Bolhuis, from Haren in Groningen, expects to sell up to 10 percent more Christmas trees this year. “The trade orders quite early. Most orders have been received, which gives a good indication.” Other companies affiliated with the Dutch Christmas Tree Growers Association, of which Bolhuis is secretary, also expect a very good year.
The grower explains the peak in demand due to the desire for homeliness in corona time and the disappearance of holidays. “At Christmas, a lot of people normally go on winter sports, but it is expected that this will happen much less now. Then they stay at home and want to have a good time.”
‘Helps to spread the audience’
The Christmas department in garden center ‘t Vaarderhoogt in Soest is almost ready, about two weeks earlier than in other years. “And we notice that there is already plenty of shopping there,” says owner Harm Heinen.
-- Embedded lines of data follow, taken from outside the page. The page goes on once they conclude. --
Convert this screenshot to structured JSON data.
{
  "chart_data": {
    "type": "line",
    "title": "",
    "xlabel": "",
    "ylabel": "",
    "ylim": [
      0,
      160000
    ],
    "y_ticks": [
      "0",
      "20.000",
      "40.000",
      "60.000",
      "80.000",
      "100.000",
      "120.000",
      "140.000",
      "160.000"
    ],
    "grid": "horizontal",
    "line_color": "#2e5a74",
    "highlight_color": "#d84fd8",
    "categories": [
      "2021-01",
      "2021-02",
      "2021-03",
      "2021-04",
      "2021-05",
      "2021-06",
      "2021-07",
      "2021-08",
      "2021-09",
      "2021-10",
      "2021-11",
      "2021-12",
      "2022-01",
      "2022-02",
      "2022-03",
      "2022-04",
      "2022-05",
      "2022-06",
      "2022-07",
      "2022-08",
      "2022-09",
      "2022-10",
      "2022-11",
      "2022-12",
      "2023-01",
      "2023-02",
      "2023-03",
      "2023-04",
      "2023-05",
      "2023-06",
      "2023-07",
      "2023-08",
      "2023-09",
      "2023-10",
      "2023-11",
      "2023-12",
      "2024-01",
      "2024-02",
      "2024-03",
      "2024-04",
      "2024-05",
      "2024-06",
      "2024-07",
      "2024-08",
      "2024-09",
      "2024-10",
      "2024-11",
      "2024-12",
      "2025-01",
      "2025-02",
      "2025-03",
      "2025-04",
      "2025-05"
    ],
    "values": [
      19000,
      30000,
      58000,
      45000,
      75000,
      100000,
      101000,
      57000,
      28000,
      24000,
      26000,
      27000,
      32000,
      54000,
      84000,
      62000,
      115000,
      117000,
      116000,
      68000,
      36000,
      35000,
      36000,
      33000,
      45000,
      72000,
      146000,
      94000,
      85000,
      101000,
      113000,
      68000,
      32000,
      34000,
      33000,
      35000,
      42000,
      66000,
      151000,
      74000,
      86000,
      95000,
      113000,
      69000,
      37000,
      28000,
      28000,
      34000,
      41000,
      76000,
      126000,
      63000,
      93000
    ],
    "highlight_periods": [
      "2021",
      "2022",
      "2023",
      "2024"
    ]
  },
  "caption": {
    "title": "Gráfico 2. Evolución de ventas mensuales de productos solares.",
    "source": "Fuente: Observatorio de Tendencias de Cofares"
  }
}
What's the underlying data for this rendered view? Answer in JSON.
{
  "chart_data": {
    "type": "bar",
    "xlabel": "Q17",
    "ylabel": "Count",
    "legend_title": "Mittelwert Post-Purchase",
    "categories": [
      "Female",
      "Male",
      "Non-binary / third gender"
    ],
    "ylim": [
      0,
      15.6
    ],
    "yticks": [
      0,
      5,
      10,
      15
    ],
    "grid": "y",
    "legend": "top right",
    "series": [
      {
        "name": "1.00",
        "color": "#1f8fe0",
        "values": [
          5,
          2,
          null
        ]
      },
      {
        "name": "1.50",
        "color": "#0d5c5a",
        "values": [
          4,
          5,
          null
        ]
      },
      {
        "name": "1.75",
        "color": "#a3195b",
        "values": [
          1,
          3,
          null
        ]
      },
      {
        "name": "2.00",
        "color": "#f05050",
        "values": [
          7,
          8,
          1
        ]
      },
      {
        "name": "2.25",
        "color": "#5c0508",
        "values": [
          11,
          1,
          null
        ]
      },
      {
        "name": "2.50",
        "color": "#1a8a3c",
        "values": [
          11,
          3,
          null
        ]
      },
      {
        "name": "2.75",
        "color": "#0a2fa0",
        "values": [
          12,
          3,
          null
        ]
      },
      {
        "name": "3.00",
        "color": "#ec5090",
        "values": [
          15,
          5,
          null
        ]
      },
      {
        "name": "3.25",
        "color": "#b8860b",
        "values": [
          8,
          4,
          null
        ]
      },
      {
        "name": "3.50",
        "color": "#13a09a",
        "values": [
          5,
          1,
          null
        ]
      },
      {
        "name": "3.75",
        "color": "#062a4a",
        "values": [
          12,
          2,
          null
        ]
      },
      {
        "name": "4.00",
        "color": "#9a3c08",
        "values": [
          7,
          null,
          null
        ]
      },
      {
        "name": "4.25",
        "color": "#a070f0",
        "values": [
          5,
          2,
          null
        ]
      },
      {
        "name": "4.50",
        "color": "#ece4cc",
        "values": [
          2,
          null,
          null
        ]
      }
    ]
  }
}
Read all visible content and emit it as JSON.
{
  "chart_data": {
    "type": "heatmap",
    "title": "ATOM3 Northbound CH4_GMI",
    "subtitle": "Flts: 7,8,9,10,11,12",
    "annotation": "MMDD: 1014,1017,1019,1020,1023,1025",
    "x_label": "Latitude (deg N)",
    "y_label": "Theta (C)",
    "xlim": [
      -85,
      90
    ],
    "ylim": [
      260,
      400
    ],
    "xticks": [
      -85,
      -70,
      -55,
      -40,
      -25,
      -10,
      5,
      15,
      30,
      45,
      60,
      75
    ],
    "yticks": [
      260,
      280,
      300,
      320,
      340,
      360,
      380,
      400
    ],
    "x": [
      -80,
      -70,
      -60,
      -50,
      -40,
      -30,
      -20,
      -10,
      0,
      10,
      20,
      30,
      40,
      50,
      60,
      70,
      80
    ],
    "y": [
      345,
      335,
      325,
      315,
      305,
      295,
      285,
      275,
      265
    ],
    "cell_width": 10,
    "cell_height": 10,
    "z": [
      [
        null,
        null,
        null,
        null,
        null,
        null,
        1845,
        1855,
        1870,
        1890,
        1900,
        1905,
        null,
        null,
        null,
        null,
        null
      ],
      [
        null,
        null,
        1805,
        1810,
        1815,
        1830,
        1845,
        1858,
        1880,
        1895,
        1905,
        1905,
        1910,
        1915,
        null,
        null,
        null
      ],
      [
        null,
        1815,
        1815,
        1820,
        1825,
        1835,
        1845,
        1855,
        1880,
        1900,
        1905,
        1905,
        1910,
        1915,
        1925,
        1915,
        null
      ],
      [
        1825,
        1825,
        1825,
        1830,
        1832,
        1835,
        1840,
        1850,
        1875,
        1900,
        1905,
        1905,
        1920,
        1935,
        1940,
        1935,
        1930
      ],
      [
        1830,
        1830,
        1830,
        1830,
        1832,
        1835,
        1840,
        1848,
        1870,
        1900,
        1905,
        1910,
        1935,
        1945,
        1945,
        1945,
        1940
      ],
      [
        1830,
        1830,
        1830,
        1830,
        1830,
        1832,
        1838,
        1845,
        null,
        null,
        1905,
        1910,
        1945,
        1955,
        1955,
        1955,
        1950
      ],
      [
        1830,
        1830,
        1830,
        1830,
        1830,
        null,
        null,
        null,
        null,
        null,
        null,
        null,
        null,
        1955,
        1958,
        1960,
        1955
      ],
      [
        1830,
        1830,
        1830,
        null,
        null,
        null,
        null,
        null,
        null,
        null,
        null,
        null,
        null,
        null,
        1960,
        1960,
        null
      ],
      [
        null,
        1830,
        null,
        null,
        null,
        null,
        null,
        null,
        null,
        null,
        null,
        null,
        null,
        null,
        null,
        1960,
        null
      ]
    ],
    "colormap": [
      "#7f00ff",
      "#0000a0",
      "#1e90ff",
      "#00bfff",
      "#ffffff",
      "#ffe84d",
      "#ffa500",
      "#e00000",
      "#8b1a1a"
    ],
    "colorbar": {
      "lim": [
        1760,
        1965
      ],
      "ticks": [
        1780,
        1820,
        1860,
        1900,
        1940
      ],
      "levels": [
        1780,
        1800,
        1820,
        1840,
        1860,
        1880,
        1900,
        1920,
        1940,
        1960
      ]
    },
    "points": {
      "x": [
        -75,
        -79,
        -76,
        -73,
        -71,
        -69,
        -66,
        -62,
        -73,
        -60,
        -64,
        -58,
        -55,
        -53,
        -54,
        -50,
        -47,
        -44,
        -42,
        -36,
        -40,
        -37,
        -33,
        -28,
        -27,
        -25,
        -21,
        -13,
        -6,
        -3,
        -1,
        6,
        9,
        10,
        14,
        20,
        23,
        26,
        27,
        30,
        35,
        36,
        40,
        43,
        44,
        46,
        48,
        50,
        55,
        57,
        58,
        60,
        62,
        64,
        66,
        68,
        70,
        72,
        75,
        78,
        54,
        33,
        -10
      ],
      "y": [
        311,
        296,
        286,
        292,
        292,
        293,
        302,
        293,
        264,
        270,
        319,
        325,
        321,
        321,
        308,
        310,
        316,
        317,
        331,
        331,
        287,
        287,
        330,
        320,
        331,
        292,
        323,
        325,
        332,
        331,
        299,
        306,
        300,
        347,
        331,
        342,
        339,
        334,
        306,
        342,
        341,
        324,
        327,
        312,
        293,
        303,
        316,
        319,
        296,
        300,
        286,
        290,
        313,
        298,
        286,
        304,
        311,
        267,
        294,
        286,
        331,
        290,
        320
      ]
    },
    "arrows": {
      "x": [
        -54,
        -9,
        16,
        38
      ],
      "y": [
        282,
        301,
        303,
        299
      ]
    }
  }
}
Yet he has not only taken action earlier because of the expected high demand, he says. “The whole situation is different, with a broader set-up and wider aisles. So you have to build that up earlier.”
The fact that sales seem to start earlier this year helps to spread the shopping public, Heinen continues. Normally the storm only started in the days after Sinterklaas, but now retailers cannot receive hundreds of people at once. “It is wise to get trees and other items earlier this year.”
Bolhuis says that the growers can handle the demand well and that no one is fobbed off with a mini tree. “If there were several years of high demand, it might be a different story. But now there are plenty of trees.”
Bolhuis and Heinen do warn against a hasty purchase: a tree that you now bring into your home will already be completely bare around Sinterklaas.